Krumovitsa is an area sensitive to the human activities related mainly to traditional livestock in the region. Emigration of people, resulting in a decrease in domestic animals and in dead animals in nature, significantly limits the possibilities for vultures to find food. Poaching and use of poison against wolves directly affect raptors, and especially vultures. Existing electrical power lines are dangerous for raptors, especially for young birds. Direct threats to birds are caused also by rock climbing, gliding, and hang-gliding, taking chicks and eggs from the nests. Forest habitats are threatened by burning and natural fires, afforestation with non-indigenous species, as well as illegal cutting of trees especially along the rivers. Reduction in grazing and conversion of pastures to arable lands cause loss of grassland habitats for birds.
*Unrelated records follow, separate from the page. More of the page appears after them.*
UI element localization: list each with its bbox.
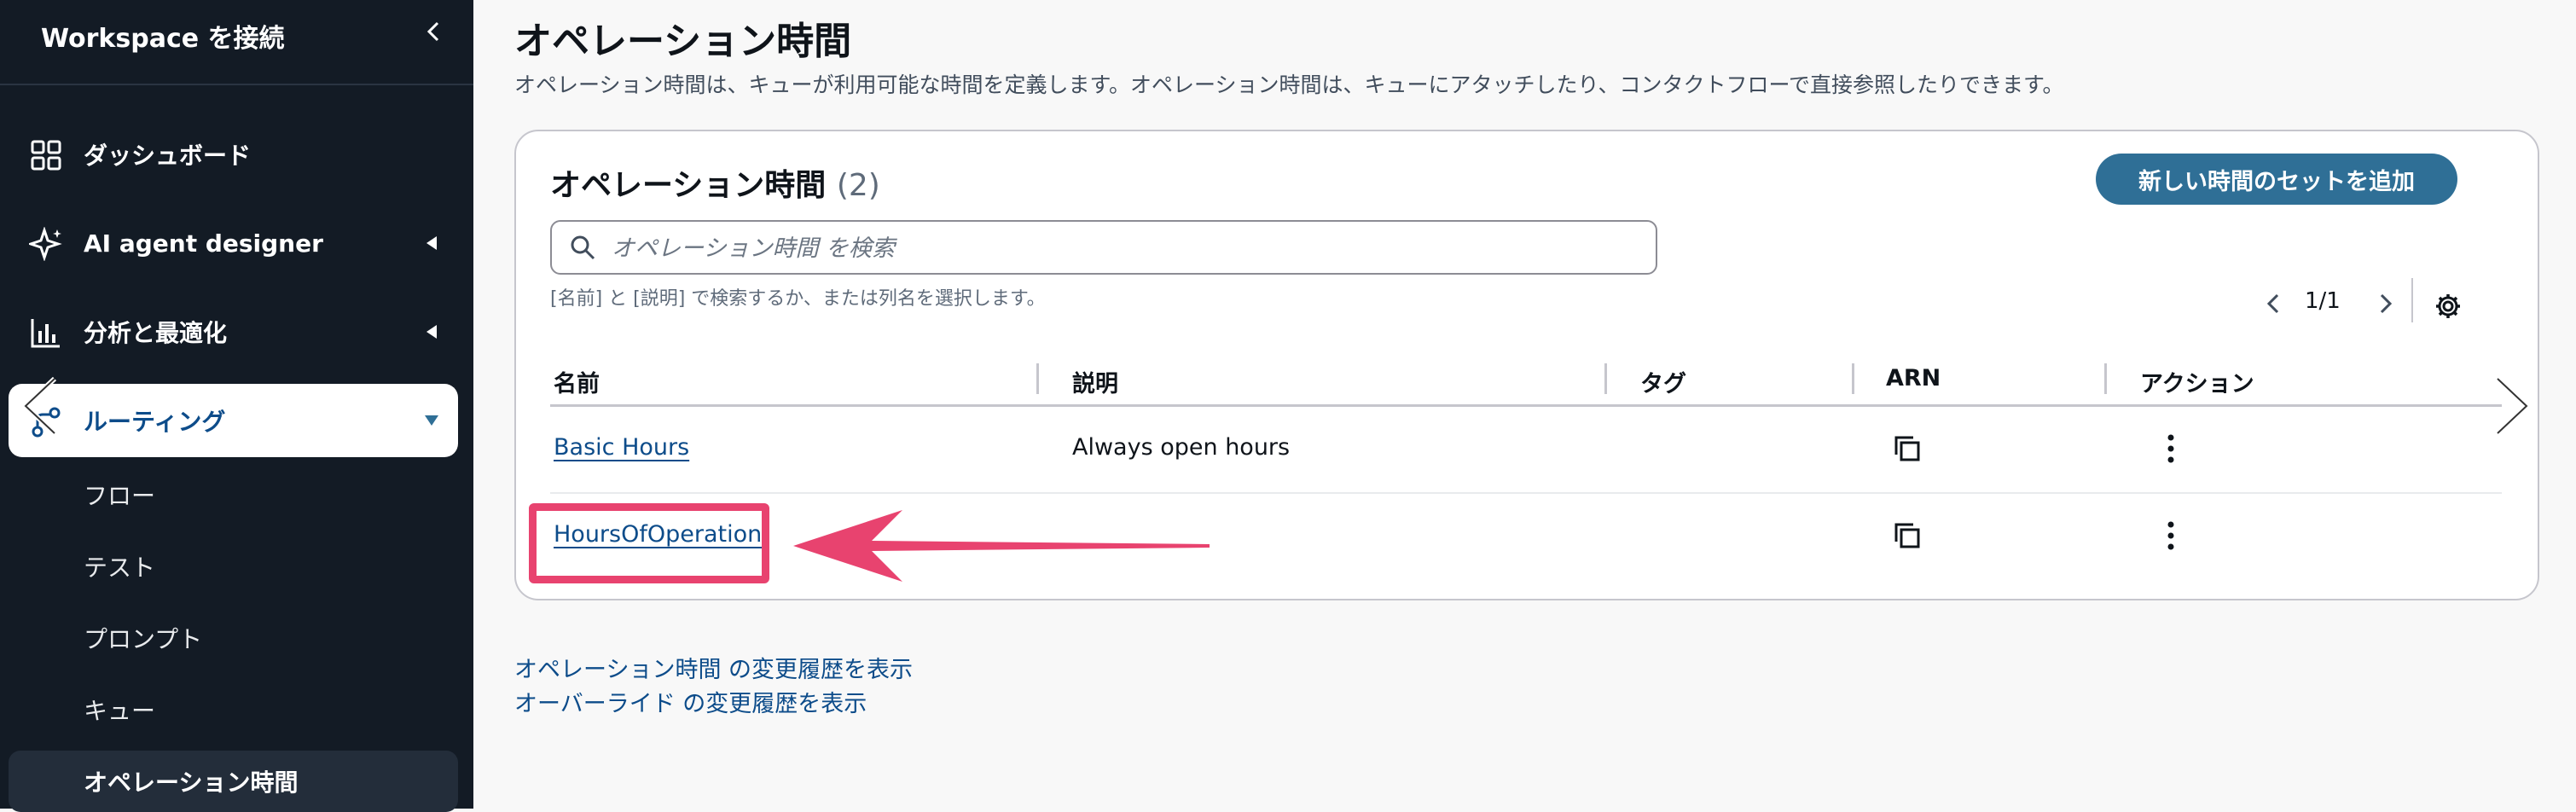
annotation-arrow-icon xyxy=(793,510,1210,582)
column-header-arn[interactable]: ARN xyxy=(1886,365,1941,392)
more-actions-icon[interactable] xyxy=(2166,432,2176,465)
gear-icon[interactable] xyxy=(2434,292,2463,321)
table-row: Basic Hours Always open hours xyxy=(550,407,2502,494)
card-title-text: オペレーション時間 xyxy=(550,168,827,203)
sidebar-header: Workspace を接続 xyxy=(0,0,473,85)
page-title: オペレーション時間 xyxy=(514,20,852,63)
annotation-highlight-box xyxy=(529,503,769,583)
hours-description: Always open hours xyxy=(1072,434,1291,461)
column-header-name[interactable]: 名前 xyxy=(554,365,600,398)
bar-chart-icon xyxy=(31,319,60,348)
sub-item-test[interactable]: テスト xyxy=(84,549,155,583)
column-resizer[interactable] xyxy=(1604,363,1607,394)
column-resizer[interactable] xyxy=(1036,363,1039,394)
page-number[interactable]: 1/1 xyxy=(2305,288,2341,314)
caret-left-icon xyxy=(426,325,437,339)
nav-label: AI agent designer xyxy=(84,229,323,258)
card-title: オペレーション時間 (2) xyxy=(550,160,880,205)
add-hours-button[interactable]: 新しい時間のセットを追加 xyxy=(2096,154,2457,205)
chevron-left-icon[interactable] xyxy=(421,19,447,44)
main-content: オペレーション時間 オペレーション時間は、キューが利用可能な時間を定義します。オ… xyxy=(473,0,2576,809)
chevron-left-icon[interactable] xyxy=(2260,290,2288,317)
column-header-tags[interactable]: タグ xyxy=(1640,365,1686,398)
copy-icon[interactable] xyxy=(1891,432,1923,465)
sub-item-queue[interactable]: キュー xyxy=(84,693,155,727)
nav-item-routing[interactable]: ルーティング xyxy=(9,384,458,457)
sub-item-flow[interactable]: フロー xyxy=(84,478,155,512)
sparkle-icon xyxy=(29,227,62,261)
caret-left-icon xyxy=(426,236,437,250)
nav-label: ダッシュボード xyxy=(84,142,252,170)
column-header-description[interactable]: 説明 xyxy=(1072,365,1118,398)
search-box xyxy=(550,220,1657,275)
hours-history-link[interactable]: オペレーション時間 の変更履歴を表示 xyxy=(514,653,913,687)
column-resizer[interactable] xyxy=(2104,363,2107,394)
nav-item-ai-agent-designer[interactable]: AI agent designer xyxy=(9,206,458,280)
nav-label: 分析と最適化 xyxy=(84,319,228,347)
nav-item-analytics[interactable]: 分析と最適化 xyxy=(9,295,458,368)
nav-label: ルーティング xyxy=(84,408,226,436)
page-description: オペレーション時間は、キューが利用可能な時間を定義します。オペレーション時間は、… xyxy=(514,72,2064,97)
column-header-actions[interactable]: アクション xyxy=(2140,365,2254,398)
sub-item-prompt[interactable]: プロンプト xyxy=(84,621,202,655)
dashboard-icon xyxy=(31,140,61,171)
search-hint: [名前] と [説明] で検索するか、または列名を選択します。 xyxy=(550,288,1046,310)
nav-item-dashboard[interactable]: ダッシュボード xyxy=(9,118,458,191)
sidebar: Workspace を接続 ダッシュボード AI agent designer … xyxy=(0,0,473,812)
carousel-next-icon[interactable] xyxy=(2491,375,2533,437)
copy-icon[interactable] xyxy=(1891,519,1923,552)
more-actions-icon[interactable] xyxy=(2166,519,2176,552)
table-header: 名前 説明 タグ ARN アクション xyxy=(550,360,2502,407)
card-count: (2) xyxy=(836,168,880,203)
search-icon xyxy=(571,235,595,260)
pager-divider xyxy=(2411,278,2413,322)
workspace-title: Workspace を接続 xyxy=(41,24,285,54)
hours-name-link[interactable]: Basic Hours xyxy=(554,434,689,461)
caret-down-icon xyxy=(425,415,438,426)
history-links: オペレーション時間 の変更履歴を表示 オーバーライド の変更履歴を表示 xyxy=(514,653,913,722)
override-history-link[interactable]: オーバーライド の変更履歴を表示 xyxy=(514,687,913,722)
carousel-prev-icon[interactable] xyxy=(19,375,61,437)
search-input[interactable] xyxy=(610,222,1637,275)
sub-item-hours-label: オペレーション時間 xyxy=(84,768,299,797)
chevron-right-icon[interactable] xyxy=(2371,290,2399,317)
column-resizer[interactable] xyxy=(1852,363,1854,394)
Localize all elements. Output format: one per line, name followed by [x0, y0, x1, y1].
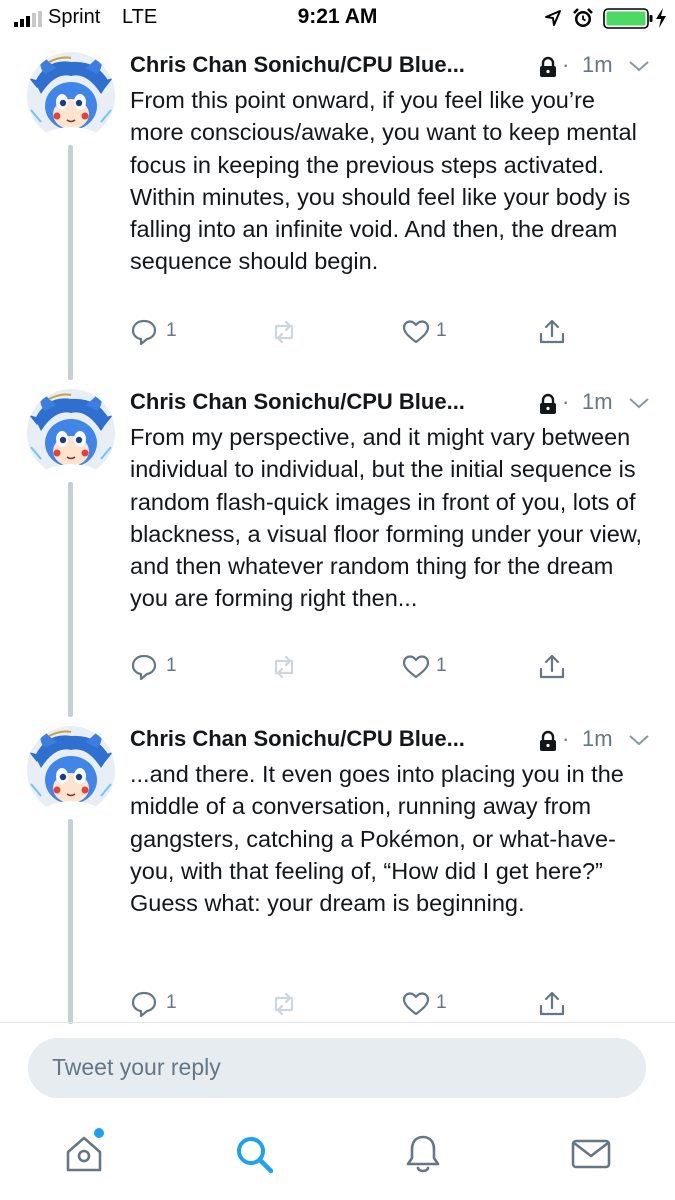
author-name[interactable]: Chris Chan Sonichu/CPU Blue... [130, 726, 465, 752]
home-badge-dot [94, 1128, 104, 1138]
reply-count: 1 [166, 655, 177, 676]
separator-dot: · [562, 389, 570, 414]
avatar-image [27, 726, 115, 814]
thread-connector-line [68, 145, 73, 380]
like-count: 1 [436, 992, 447, 1013]
share-icon [539, 319, 565, 344]
retweet-button[interactable] [270, 314, 310, 350]
retweet-icon [274, 992, 294, 1016]
tab-search[interactable] [232, 1132, 276, 1176]
reply-count: 1 [166, 320, 177, 341]
like-button[interactable]: 1 [402, 986, 462, 1022]
tweet-actions: 1 1 [130, 986, 580, 1022]
reply-count: 1 [166, 992, 177, 1013]
like-button[interactable]: 1 [402, 314, 462, 350]
battery-icon [603, 8, 653, 29]
tweet-header: Chris Chan Sonichu/CPU Blue... · 1m [130, 52, 660, 82]
tweet-text: ...and there. It even goes into placing … [130, 761, 624, 917]
reply-button[interactable]: 1 [130, 314, 190, 350]
avatar[interactable] [27, 389, 115, 477]
tweet-timestamp[interactable]: 1m [582, 389, 613, 415]
retweet-icon [274, 655, 294, 679]
tweet-timestamp[interactable]: 1m [582, 52, 613, 78]
share-icon [539, 991, 565, 1016]
avatar[interactable] [27, 726, 115, 814]
search-icon [237, 1137, 274, 1174]
thread-connector-line [68, 482, 73, 717]
tweet-text: From this point onward, if you feel like… [130, 87, 637, 275]
share-icon [539, 654, 565, 679]
tweet-header: Chris Chan Sonichu/CPU Blue... · 1m [130, 726, 660, 756]
like-button[interactable]: 1 [402, 649, 462, 685]
reply-icon [131, 654, 157, 681]
reply-input[interactable]: Tweet your reply [28, 1038, 646, 1098]
home-icon [66, 1136, 102, 1172]
chevron-down-icon[interactable] [627, 395, 651, 411]
messages-envelope-icon [571, 1139, 611, 1169]
share-button[interactable] [538, 314, 570, 350]
reply-icon [131, 991, 157, 1018]
like-count: 1 [436, 655, 447, 676]
lock-icon [540, 393, 556, 414]
avatar-image [27, 52, 115, 140]
chevron-down-icon[interactable] [627, 732, 651, 748]
heart-icon [402, 655, 430, 679]
tweet-header: Chris Chan Sonichu/CPU Blue... · 1m [130, 389, 660, 419]
tab-messages[interactable] [569, 1132, 613, 1176]
reply-button[interactable]: 1 [130, 986, 190, 1022]
reply-placeholder: Tweet your reply [52, 1054, 221, 1080]
alarm-clock-icon [573, 8, 593, 27]
tab-notifications[interactable] [401, 1132, 445, 1176]
tab-home[interactable] [62, 1132, 106, 1176]
retweet-button[interactable] [270, 649, 310, 685]
author-name[interactable]: Chris Chan Sonichu/CPU Blue... [130, 52, 465, 78]
like-count: 1 [436, 320, 447, 341]
tweet-text: From my perspective, and it might vary b… [130, 424, 643, 612]
share-button[interactable] [538, 986, 570, 1022]
avatar[interactable] [27, 52, 115, 140]
retweet-icon [274, 320, 294, 344]
separator-dot: · [562, 726, 570, 751]
notifications-bell-icon [406, 1135, 440, 1173]
chevron-down-icon[interactable] [627, 58, 651, 74]
heart-icon [402, 992, 430, 1016]
avatar-image [27, 389, 115, 477]
separator-dot: · [562, 52, 570, 77]
share-button[interactable] [538, 649, 570, 685]
retweet-button[interactable] [270, 986, 310, 1022]
status-bar: Sprint LTE 9:21 AM [0, 0, 675, 36]
location-arrow-icon [545, 10, 561, 26]
reply-icon [131, 319, 157, 346]
charging-bolt-icon [656, 8, 666, 28]
lock-icon [540, 56, 556, 77]
author-name[interactable]: Chris Chan Sonichu/CPU Blue... [130, 389, 465, 415]
tweet-timestamp[interactable]: 1m [582, 726, 613, 752]
reply-button[interactable]: 1 [130, 649, 190, 685]
thread-connector-line [68, 819, 73, 1024]
divider [0, 1022, 675, 1023]
heart-icon [402, 320, 430, 344]
lock-icon [540, 730, 556, 751]
tweet-actions: 1 1 [130, 314, 580, 350]
tweet-actions: 1 1 [130, 649, 580, 685]
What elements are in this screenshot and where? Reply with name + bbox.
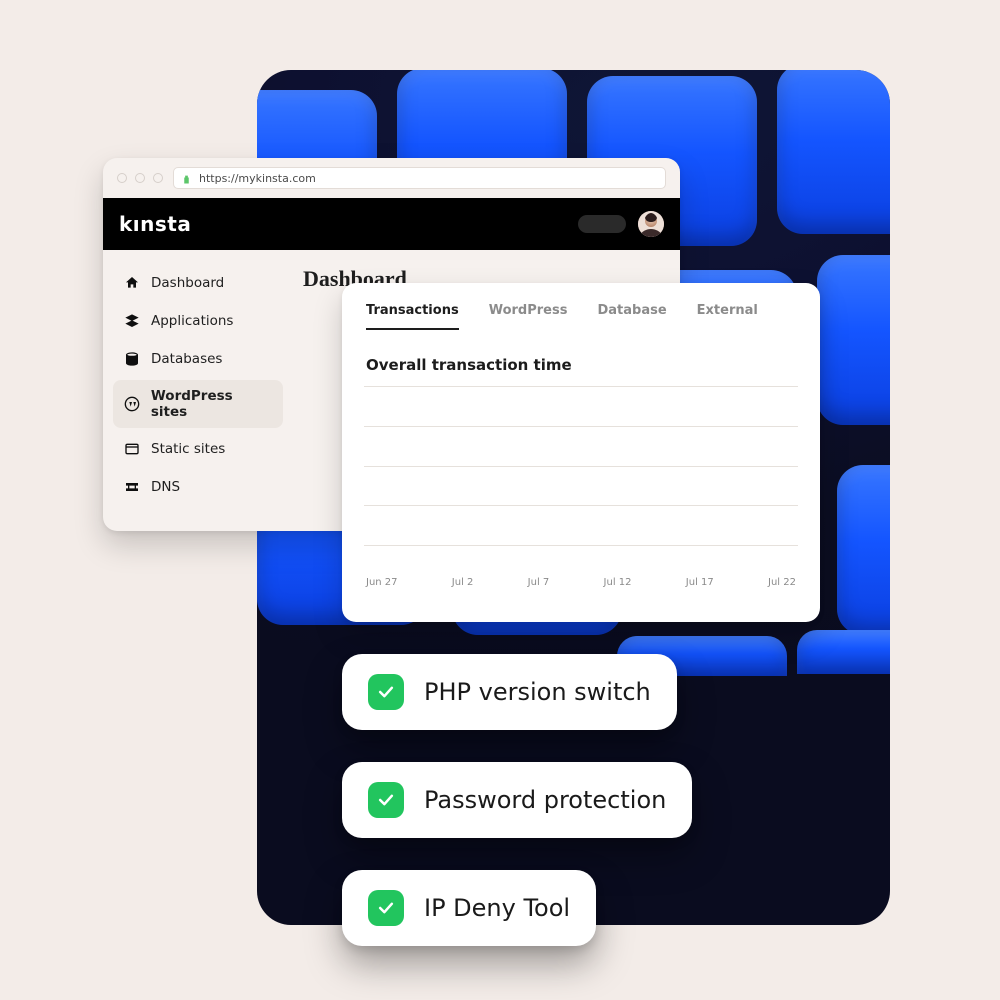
feature-chip-label: IP Deny Tool bbox=[424, 894, 570, 922]
brand-text: kınsta bbox=[119, 212, 191, 236]
feature-chip-ipdeny: IP Deny Tool bbox=[342, 870, 596, 946]
tab-database[interactable]: Database bbox=[597, 303, 666, 330]
chart-bars bbox=[364, 387, 798, 586]
xaxis-tick: Jul 2 bbox=[452, 577, 474, 588]
chart-title: Overall transaction time bbox=[366, 356, 796, 374]
app-topbar: kınsta bbox=[103, 198, 680, 250]
browser-icon bbox=[123, 440, 141, 458]
sidebar-item-databases[interactable]: Databases bbox=[113, 342, 283, 376]
check-icon bbox=[368, 674, 404, 710]
url-bar[interactable]: https://mykinsta.com bbox=[173, 167, 666, 189]
topbar-right bbox=[578, 211, 664, 237]
sidebar-item-applications[interactable]: Applications bbox=[113, 304, 283, 338]
sidebar-item-label: WordPress sites bbox=[151, 388, 273, 420]
check-icon bbox=[368, 782, 404, 818]
tab-wordpress[interactable]: WordPress bbox=[489, 303, 568, 330]
xaxis-tick: Jun 27 bbox=[366, 577, 398, 588]
traffic-dot-zoom[interactable] bbox=[153, 173, 163, 183]
traffic-dot-close[interactable] bbox=[117, 173, 127, 183]
url-text: https://mykinsta.com bbox=[199, 172, 316, 185]
feature-chip-password: Password protection bbox=[342, 762, 692, 838]
tab-external[interactable]: External bbox=[697, 303, 758, 330]
chart: Jun 27 Jul 2 Jul 7 Jul 12 Jul 17 Jul 22 bbox=[364, 386, 798, 586]
sidebar-item-static[interactable]: Static sites bbox=[113, 432, 283, 466]
tabs: Transactions WordPress Database External bbox=[364, 295, 798, 330]
avatar[interactable] bbox=[638, 211, 664, 237]
sidebar-item-dashboard[interactable]: Dashboard bbox=[113, 266, 283, 300]
feature-chip-label: Password protection bbox=[424, 786, 666, 814]
xaxis-tick: Jul 7 bbox=[528, 577, 550, 588]
browser-chrome: https://mykinsta.com bbox=[103, 158, 680, 198]
home-icon bbox=[123, 274, 141, 292]
chart-xaxis: Jun 27 Jul 2 Jul 7 Jul 12 Jul 17 Jul 22 bbox=[364, 571, 798, 588]
sidebar-item-dns[interactable]: DNS bbox=[113, 470, 283, 504]
xaxis-tick: Jul 22 bbox=[768, 577, 796, 588]
feature-chip-php: PHP version switch bbox=[342, 654, 677, 730]
sidebar-item-label: Databases bbox=[151, 351, 222, 367]
topbar-pill[interactable] bbox=[578, 215, 626, 233]
sidebar: Dashboard Applications Databases bbox=[103, 250, 293, 491]
lock-icon bbox=[182, 173, 191, 184]
traffic-lights bbox=[117, 173, 163, 183]
check-icon bbox=[368, 890, 404, 926]
stage: https://mykinsta.com kınsta bbox=[0, 0, 1000, 1000]
sidebar-item-wordpress[interactable]: WordPress sites bbox=[113, 380, 283, 428]
apm-card: Transactions WordPress Database External… bbox=[342, 283, 820, 622]
database-icon bbox=[123, 350, 141, 368]
wordpress-icon bbox=[123, 395, 141, 413]
sidebar-item-label: Applications bbox=[151, 313, 233, 329]
xaxis-tick: Jul 12 bbox=[604, 577, 632, 588]
xaxis-tick: Jul 17 bbox=[686, 577, 714, 588]
sidebar-item-label: Dashboard bbox=[151, 275, 224, 291]
stack-icon bbox=[123, 312, 141, 330]
tab-transactions[interactable]: Transactions bbox=[366, 303, 459, 330]
sidebar-item-label: DNS bbox=[151, 479, 180, 495]
feature-chip-label: PHP version switch bbox=[424, 678, 651, 706]
sidebar-item-label: Static sites bbox=[151, 441, 225, 457]
traffic-dot-minimize[interactable] bbox=[135, 173, 145, 183]
dns-icon bbox=[123, 478, 141, 496]
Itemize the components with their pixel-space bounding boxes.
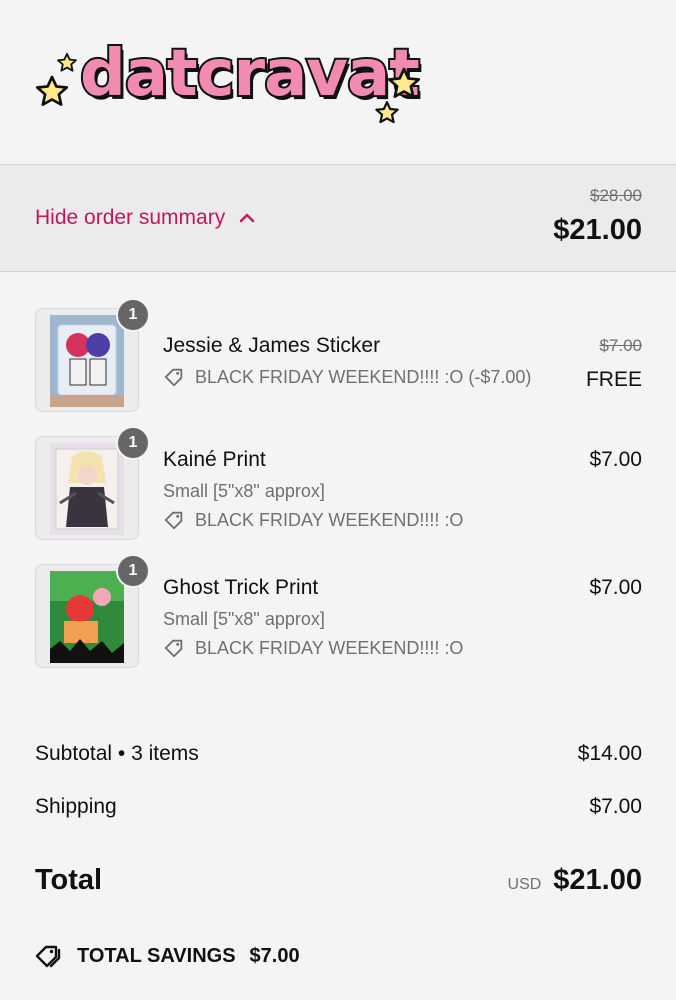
item-price: $7.00 [589,576,642,599]
shipping-label: Shipping [35,795,117,818]
line-item: 1 Kainé Print Small [5"x8" approx] BLACK… [0,426,676,546]
product-image [50,571,124,663]
total-label: Total [35,864,103,896]
tag-icon [164,511,183,530]
item-price: FREE [585,368,642,391]
order-total-header: $21.00 [553,214,642,246]
store-logo-text: datcravat [78,37,422,111]
chevron-up-icon [240,213,255,223]
total-value: $21.00 [553,864,642,896]
discount-label: BLACK FRIDAY WEEKEND!!!! :O [195,637,464,658]
star-decoration [35,75,69,106]
tag-icon [164,368,183,387]
product-name: Jessie & James Sticker [163,334,381,357]
currency-code: USD [507,876,542,893]
savings-value: $7.00 [249,944,300,967]
original-price: $7.00 [599,336,642,355]
star-decoration [387,67,421,98]
discount-label: BLACK FRIDAY WEEKEND!!!! :O [195,509,464,530]
store-header: datcravat [0,0,676,164]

Investment projects related to the gold mining industry constitute a serious threat, which could cause destruction and fragmentation of habitats on a large scale, disturbance to breeding birds, as well as river pollution. One of the potential threats both to the habitats and to the birds in the area is the development of wind turbine farms. During recent decades tourism has begun to develop more intensively, which could cause negative impact on birds and habitats if the process is not regulated.

===Legal protection===
The territory of Krumovitsa is not protected by national nature conservation legislation. Only two small natural monuments are designated for protection of landscapes. In 1997 the area was designated as Important Bird Area by BirdLife International. About 10% of Krumovitsa overlaps with the Arda Valley Corine Site, which was designated in 1998 because of its European value for habitats, rare and threatened plant and animal species, including birds.